Let’s see what the papers have to hurrah about.

Has the UK reached its own testing target? Nope: the much-promised 100,000 tests per day hasn’t been achieved at all. The government attempted to pretend otherwise by counting 40,000 tests posted but not received; that worked for one day, but the daily number is back down to 80-something-thousand.

Do front-line NHS workers have adequate PPE? Nope. The much-lauded order of PPE from Turkey is being sent back today because it doesn’t meet NHS standards.

Do we have enough testers and trackers in place to know where the virus is and where to target resources? Nope.

Do we have a trace, track and isolate system in place? Nope.

The official stats are online. We are currently recording over 6,000 new cases a day.

All of these things together mean that the lockdown shouldn’t and won’t be lifted on Monday in England; we may see some very minor changes, such as stopping the cops from shouting at sunbathers, but it isn’t safe to change things yet.
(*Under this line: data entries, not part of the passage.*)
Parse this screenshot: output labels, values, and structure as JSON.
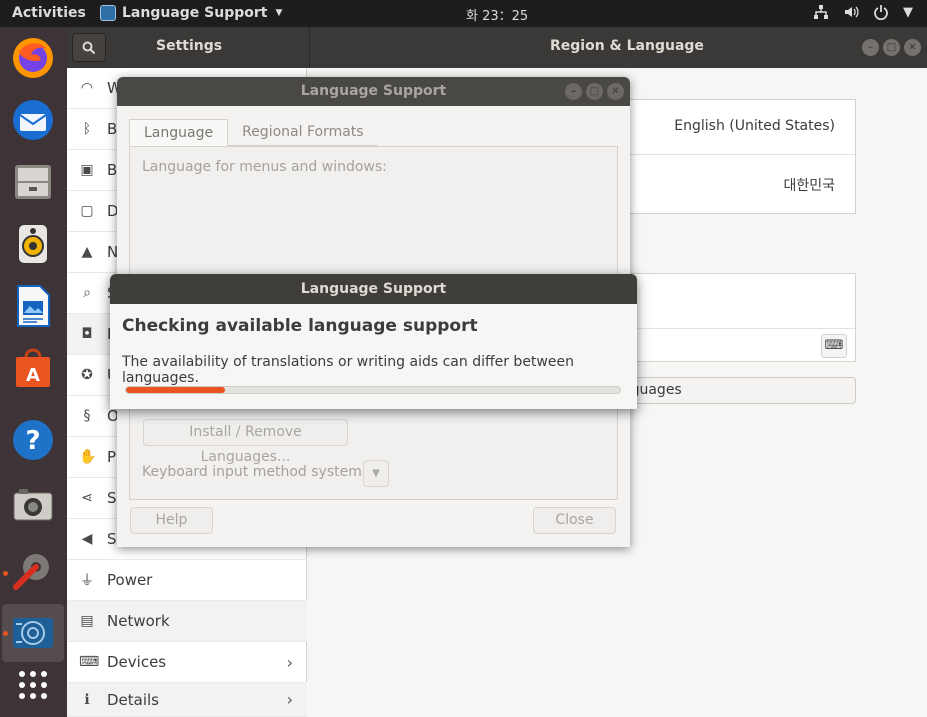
{
  "topbar": {
    "activities": "Activities",
    "app_name": "Language Support",
    "clock": "화 23：25",
    "icons": [
      "network-icon",
      "volume-icon",
      "power-icon",
      "dropdown-arrow-icon"
    ]
  },
  "dock": {
    "apps": [
      "firefox-icon",
      "thunderbird-icon",
      "files-icon",
      "rhythmbox-icon",
      "libreoffice-writer-icon",
      "ubuntu-software-icon",
      "help-icon",
      "screenshot-icon",
      "settings-icon",
      "language-support-icon",
      "show-apps-icon"
    ]
  },
  "settings": {
    "title": "Settings",
    "panel_title": "Region & Language",
    "sidebar": [
      {
        "label": "W",
        "icon": "wifi-icon"
      },
      {
        "label": "B",
        "icon": "bluetooth-icon"
      },
      {
        "label": "B",
        "icon": "background-icon"
      },
      {
        "label": "D",
        "icon": "dock-icon"
      },
      {
        "label": "N",
        "icon": "notifications-icon"
      },
      {
        "label": "S",
        "icon": "search-icon"
      },
      {
        "label": "R",
        "icon": "region-icon"
      },
      {
        "label": "U",
        "icon": "universal-access-icon"
      },
      {
        "label": "O",
        "icon": "online-accounts-icon"
      },
      {
        "label": "P",
        "icon": "privacy-icon"
      },
      {
        "label": "Sh",
        "icon": "sharing-icon"
      },
      {
        "label": "So",
        "icon": "sound-icon"
      },
      {
        "label": "Power",
        "icon": "power-icon"
      },
      {
        "label": "Network",
        "icon": "network-icon"
      },
      {
        "label": "Devices",
        "icon": "devices-icon"
      },
      {
        "label": "Details",
        "icon": "details-icon"
      }
    ],
    "language_value": "English (United States)",
    "formats_value": "대한민국",
    "manage_languages_partial": "l Languages"
  },
  "language_support": {
    "title": "Language Support",
    "tabs": [
      "Language",
      "Regional Formats"
    ],
    "menus_label": "Language for menus and windows:",
    "install_button": "Install / Remove Languages...",
    "keyboard_label": "Keyboard input method system:",
    "help_button": "Help",
    "close_button": "Close"
  },
  "dialog": {
    "title": "Language Support",
    "heading": "Checking available language support",
    "description": "The availability of translations or writing aids can differ between languages.",
    "progress_fraction": 0.2,
    "accent_color": "#e95420"
  }
}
That’s not what the papers are suggesting, though, and as a result we’re going to have a weekend of people flouting the lockdown because hey, it’s going to be lifted on Monday anyway.

Apparently the government are deeply concerned about this; what I thought was a deliberate leak to distract tabloids from the death toll is reportedly an unsanctioned leak that’s been blown out of all proportion to produce front pages like this:

If it’s true that this isn’t what the government wanted, it’s clearly a case of reaping what you’ve been sowing: this is what happens when you don’t communicate clearly with a country, when you share policy and plans not with Parliament but with your pet newspapers, when your government cares more about PR than PPE.